Teach Your Children Well
Author: Taub Center Staff
November 30, 2010
Rising education gaps underlie rising Israeli wage gaps that are amongst the highest in the West.
Preliminary research conducted by Taub Center Deputy Director Prof. Ayal Kimhi that will appear in the Center’s next State of the Nation Report shows that Israeli wage gaps, after declining from Western peaks, have been rising steadily over the past several years.
As indicated in the first figure, the Israeli wage gap in 1998 was higher than in any OECD country and more than double the ratio found in a number of countries (see box for explanation of how gap is measured).
In the wake of the recession after the year 2000, Israeli wage disparities declined somewhat while the American wage gap rose (second figure). By 2003, U.S. wage inequality exceeded Israel’s. Since then, wage gaps increased in both countries, placing them both at the top of the OECD by 2008, with the U.S. ranked in first place and Israel second.
Among the primary factors influencing pay, it is customary to consider gender, work experience and education. The third figure focuses on wage gaps within each of these categories to see which of these may have had the greatest impact on the overall wage gaps.
The average pay of men in Israel was 44% higher than that of women in 1998. As indicated in the right panel of the third figure, this gap narrowed substantially, falling to 37% by 2008. A similar, though somewhat smaller, decline was found in the return on work experience (middle panel of the third figure). Experienced workers – those with at least ten years of experience – earned 46% more than their less experienced counterparts in 1998. By 2008, wage differentials between the two groups declined to 42%.

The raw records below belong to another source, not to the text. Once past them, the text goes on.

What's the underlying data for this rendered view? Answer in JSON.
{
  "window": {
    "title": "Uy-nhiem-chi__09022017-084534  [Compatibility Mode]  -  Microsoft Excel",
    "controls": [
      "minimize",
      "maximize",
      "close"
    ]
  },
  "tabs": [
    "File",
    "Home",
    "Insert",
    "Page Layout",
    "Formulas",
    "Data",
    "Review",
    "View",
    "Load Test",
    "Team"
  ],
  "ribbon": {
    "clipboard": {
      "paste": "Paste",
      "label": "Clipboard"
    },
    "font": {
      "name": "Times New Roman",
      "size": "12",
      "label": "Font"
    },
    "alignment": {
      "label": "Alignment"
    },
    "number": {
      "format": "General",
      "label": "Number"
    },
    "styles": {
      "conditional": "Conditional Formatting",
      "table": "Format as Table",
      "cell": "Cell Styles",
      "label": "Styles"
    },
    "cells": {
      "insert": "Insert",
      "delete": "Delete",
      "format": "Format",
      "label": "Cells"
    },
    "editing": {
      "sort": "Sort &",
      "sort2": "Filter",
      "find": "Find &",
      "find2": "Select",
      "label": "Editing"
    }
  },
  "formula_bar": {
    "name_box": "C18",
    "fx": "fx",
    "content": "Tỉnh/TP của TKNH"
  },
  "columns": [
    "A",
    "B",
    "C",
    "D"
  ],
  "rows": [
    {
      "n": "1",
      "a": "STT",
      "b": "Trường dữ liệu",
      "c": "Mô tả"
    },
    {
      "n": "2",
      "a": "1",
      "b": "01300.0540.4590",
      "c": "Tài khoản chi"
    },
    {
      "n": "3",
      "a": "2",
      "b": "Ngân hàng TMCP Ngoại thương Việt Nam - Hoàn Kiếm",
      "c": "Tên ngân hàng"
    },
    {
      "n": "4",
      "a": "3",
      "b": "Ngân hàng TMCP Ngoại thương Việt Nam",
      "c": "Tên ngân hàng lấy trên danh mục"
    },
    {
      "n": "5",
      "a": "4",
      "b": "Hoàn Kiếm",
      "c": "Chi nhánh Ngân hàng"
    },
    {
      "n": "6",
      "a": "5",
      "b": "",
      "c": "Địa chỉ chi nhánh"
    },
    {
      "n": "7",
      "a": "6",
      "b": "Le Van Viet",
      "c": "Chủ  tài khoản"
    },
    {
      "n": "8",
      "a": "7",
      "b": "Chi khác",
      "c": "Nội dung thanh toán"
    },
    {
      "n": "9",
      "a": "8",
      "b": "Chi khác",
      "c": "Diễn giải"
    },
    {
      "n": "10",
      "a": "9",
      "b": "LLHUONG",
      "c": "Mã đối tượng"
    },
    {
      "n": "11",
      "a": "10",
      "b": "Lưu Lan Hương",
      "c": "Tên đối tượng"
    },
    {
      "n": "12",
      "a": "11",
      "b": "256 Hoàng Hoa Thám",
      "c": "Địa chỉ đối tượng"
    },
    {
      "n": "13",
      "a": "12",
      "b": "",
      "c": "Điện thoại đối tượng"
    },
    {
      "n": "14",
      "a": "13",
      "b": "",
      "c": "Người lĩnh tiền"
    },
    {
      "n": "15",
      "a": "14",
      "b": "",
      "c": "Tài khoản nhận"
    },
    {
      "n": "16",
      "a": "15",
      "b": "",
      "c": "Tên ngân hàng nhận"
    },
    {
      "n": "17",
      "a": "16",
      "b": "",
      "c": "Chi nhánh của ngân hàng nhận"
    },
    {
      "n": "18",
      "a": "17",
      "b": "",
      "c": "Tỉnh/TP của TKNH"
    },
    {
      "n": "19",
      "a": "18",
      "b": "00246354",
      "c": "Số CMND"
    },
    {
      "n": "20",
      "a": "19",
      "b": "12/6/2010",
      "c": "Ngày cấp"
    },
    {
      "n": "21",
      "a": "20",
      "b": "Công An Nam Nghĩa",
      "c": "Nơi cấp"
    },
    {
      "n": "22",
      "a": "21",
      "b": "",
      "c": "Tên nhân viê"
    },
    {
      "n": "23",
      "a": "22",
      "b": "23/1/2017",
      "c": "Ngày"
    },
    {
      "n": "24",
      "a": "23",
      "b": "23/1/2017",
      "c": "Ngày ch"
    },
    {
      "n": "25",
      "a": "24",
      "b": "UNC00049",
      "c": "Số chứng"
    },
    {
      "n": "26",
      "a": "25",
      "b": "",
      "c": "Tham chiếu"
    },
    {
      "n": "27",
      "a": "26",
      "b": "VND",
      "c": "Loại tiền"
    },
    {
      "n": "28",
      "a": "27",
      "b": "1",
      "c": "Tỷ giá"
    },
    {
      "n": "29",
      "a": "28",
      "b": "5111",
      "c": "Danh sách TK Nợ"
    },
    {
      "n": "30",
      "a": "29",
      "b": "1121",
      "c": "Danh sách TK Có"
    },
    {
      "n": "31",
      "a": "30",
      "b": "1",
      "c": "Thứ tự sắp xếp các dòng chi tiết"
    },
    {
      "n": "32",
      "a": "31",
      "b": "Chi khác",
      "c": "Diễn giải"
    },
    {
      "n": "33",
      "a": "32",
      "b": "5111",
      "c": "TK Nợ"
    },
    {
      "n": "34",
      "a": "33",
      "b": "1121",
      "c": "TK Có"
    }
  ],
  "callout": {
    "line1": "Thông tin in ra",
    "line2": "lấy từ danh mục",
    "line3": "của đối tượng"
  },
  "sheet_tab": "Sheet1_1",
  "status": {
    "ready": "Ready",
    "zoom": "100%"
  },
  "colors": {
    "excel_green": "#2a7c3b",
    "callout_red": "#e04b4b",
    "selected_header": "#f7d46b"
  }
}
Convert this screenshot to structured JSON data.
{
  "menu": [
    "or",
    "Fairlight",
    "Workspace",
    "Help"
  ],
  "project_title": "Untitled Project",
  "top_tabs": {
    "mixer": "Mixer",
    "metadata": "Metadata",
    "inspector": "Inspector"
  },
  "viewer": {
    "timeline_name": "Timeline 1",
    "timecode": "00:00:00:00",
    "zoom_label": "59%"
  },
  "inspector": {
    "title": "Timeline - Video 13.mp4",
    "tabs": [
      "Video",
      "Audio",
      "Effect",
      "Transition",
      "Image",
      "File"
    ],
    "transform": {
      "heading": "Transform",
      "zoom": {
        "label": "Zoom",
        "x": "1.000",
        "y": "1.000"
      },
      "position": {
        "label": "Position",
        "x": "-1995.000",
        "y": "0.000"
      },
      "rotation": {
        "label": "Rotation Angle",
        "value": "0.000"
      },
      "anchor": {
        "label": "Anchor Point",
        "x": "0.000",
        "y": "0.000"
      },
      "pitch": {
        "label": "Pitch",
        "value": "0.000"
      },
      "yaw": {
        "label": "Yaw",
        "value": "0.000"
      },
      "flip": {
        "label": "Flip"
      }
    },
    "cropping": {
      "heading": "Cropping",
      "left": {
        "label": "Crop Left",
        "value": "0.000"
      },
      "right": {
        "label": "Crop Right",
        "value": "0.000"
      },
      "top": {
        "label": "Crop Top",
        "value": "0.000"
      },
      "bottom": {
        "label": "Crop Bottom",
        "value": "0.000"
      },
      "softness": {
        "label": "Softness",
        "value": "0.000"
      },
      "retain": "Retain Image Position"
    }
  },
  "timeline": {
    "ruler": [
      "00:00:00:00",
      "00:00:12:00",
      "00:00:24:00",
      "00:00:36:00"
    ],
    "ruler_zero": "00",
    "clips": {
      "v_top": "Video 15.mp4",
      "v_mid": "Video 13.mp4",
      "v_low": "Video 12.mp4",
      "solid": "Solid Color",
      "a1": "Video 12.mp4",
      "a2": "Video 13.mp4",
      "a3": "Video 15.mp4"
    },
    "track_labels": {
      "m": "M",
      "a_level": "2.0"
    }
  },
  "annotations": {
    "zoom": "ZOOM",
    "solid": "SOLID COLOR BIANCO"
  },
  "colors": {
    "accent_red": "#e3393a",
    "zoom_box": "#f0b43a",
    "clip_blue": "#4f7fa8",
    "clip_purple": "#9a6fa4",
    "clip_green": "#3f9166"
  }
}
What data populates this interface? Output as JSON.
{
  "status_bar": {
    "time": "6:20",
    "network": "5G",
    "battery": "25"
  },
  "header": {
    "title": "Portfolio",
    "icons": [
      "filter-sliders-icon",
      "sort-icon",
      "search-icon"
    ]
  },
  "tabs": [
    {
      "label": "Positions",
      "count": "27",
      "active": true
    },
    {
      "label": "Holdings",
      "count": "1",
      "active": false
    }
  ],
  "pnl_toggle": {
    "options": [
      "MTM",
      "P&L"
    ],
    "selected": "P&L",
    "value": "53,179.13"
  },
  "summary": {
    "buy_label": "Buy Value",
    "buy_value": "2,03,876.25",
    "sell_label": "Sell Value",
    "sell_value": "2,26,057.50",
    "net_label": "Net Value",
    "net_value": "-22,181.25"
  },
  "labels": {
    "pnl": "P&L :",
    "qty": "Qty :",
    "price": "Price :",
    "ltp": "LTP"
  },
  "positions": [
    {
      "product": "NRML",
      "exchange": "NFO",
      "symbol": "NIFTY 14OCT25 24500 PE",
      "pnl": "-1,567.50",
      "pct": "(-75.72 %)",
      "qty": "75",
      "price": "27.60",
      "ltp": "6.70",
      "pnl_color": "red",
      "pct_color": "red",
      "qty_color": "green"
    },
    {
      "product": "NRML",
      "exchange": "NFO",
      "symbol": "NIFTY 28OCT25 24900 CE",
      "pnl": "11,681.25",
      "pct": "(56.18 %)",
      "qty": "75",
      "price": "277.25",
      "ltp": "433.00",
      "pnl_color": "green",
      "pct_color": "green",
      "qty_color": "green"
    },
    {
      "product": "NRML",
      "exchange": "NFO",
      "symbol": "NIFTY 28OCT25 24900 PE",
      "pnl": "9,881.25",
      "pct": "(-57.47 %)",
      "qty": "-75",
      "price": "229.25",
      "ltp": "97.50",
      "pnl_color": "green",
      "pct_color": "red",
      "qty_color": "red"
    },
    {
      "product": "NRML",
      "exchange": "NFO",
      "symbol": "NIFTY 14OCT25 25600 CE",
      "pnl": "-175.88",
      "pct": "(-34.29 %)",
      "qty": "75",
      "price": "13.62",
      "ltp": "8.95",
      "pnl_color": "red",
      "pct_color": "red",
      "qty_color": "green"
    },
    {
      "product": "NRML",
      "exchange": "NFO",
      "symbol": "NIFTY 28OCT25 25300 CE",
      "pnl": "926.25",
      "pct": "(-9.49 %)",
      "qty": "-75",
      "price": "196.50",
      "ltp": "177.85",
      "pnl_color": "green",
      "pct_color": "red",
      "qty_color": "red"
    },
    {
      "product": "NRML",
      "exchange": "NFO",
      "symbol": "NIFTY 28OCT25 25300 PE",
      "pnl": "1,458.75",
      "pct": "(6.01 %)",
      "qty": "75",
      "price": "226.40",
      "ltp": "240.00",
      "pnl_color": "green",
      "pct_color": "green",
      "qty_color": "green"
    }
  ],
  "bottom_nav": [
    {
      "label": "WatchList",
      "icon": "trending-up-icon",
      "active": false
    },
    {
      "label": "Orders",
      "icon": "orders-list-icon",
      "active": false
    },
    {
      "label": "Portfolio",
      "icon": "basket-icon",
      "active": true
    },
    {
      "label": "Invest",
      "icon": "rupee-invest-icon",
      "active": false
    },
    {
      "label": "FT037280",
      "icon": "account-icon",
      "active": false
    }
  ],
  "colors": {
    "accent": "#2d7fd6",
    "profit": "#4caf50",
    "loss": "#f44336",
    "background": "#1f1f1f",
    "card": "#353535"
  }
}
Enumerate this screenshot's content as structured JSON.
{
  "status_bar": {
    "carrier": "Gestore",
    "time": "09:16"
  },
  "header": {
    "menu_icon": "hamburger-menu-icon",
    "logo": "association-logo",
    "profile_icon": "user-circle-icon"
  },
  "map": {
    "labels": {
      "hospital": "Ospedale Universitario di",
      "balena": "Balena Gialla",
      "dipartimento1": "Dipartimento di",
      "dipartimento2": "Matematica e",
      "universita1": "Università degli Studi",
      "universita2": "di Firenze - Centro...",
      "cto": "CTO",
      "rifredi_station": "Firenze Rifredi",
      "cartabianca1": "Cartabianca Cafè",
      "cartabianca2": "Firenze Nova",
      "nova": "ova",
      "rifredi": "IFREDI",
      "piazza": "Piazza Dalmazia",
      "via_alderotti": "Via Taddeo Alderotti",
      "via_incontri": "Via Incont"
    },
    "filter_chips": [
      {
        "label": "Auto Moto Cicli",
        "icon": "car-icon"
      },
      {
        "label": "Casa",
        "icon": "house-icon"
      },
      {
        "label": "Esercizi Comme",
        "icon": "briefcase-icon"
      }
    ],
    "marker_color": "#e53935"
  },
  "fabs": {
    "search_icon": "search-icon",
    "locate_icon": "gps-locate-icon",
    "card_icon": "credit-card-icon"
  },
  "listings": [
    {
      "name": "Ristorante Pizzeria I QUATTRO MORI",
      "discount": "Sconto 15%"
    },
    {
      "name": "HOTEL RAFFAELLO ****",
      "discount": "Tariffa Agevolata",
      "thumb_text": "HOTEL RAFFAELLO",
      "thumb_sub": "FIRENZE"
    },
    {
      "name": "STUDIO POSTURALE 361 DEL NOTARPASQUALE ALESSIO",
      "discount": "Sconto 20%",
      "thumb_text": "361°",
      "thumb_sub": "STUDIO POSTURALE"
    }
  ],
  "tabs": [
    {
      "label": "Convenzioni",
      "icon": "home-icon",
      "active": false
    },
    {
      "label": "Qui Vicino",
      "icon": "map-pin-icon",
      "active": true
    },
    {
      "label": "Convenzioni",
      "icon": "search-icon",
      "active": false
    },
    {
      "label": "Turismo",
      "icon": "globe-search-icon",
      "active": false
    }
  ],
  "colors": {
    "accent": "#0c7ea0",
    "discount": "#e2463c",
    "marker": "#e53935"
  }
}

In contrast to what transpired over time in the two other primary sources of wage inequality, wage gaps due to differences in education exhibited a considerable increase. Educated workers (those with at least 12 years of study) earned 68% more than their less educated counterparts in 1998. Over the last decade, the return to education grew even larger, and the gap between those with more than 12 years of schooling and those with less grew to 77%. Insofar as this gap grew while the others lessened, it is safe to say that the primary cause of the growth in the overall wage gap is the increase in the return on education.
This increase in the return to education is itself an expression of the fact that the demand for educated workers rose more rapidly than their supply. In other words, the rate at which new, more educated workers enter the work force and replace the previous, less educated ones has been unable to keep pace with the increasing demand for educated workers.
The increase in demand for educated workers is a result of the increasing weight of knowledge-intensive sectors in the Israeli economy. As the share of these sectors grows, it is likely that the growing demand for educated workers will persist for the foreseeable future.
In light of the above, the principal policy focus for reducing wage gaps in Israel needs to be in the education of the country’s work force. The country needs to make it a national priority to provide a solid education that will enable its schoolchildren and college students to contend in a future global, competitive economy.
Although the left panel of the third figure describes the gap in terms of return on the years of schooling, the number of years of schooling by itself is not the only consideration. Israel already boasts a high percentage fraction of students who finish twelve years of schooling. They need to receive a core curriculum geared to the modern labor market, in terms of the subject matter and the quality and effectiveness of the teaching. Research published by the Taub Center in the last few years regarding the effectiveness of Israel’s education system suggests that Israel still has a way to go in this regard.
The 90-10 ratio is one of the accepted measures for wage differentials. It is the ratio between the salary of the worker at the 90th percentile (one who earns more than 90% of the work force) and that of the worker at the 10thpercentile (one who earns more than 10% of the work force). This measure is not affected by changes in the earnings of senior management, who are found in the very highest percentiles, nor by changes in the earnings of workers at the very bottom of the pay scale. It is customary to measure only those employed full-time, that is, at least 35 weekly hours.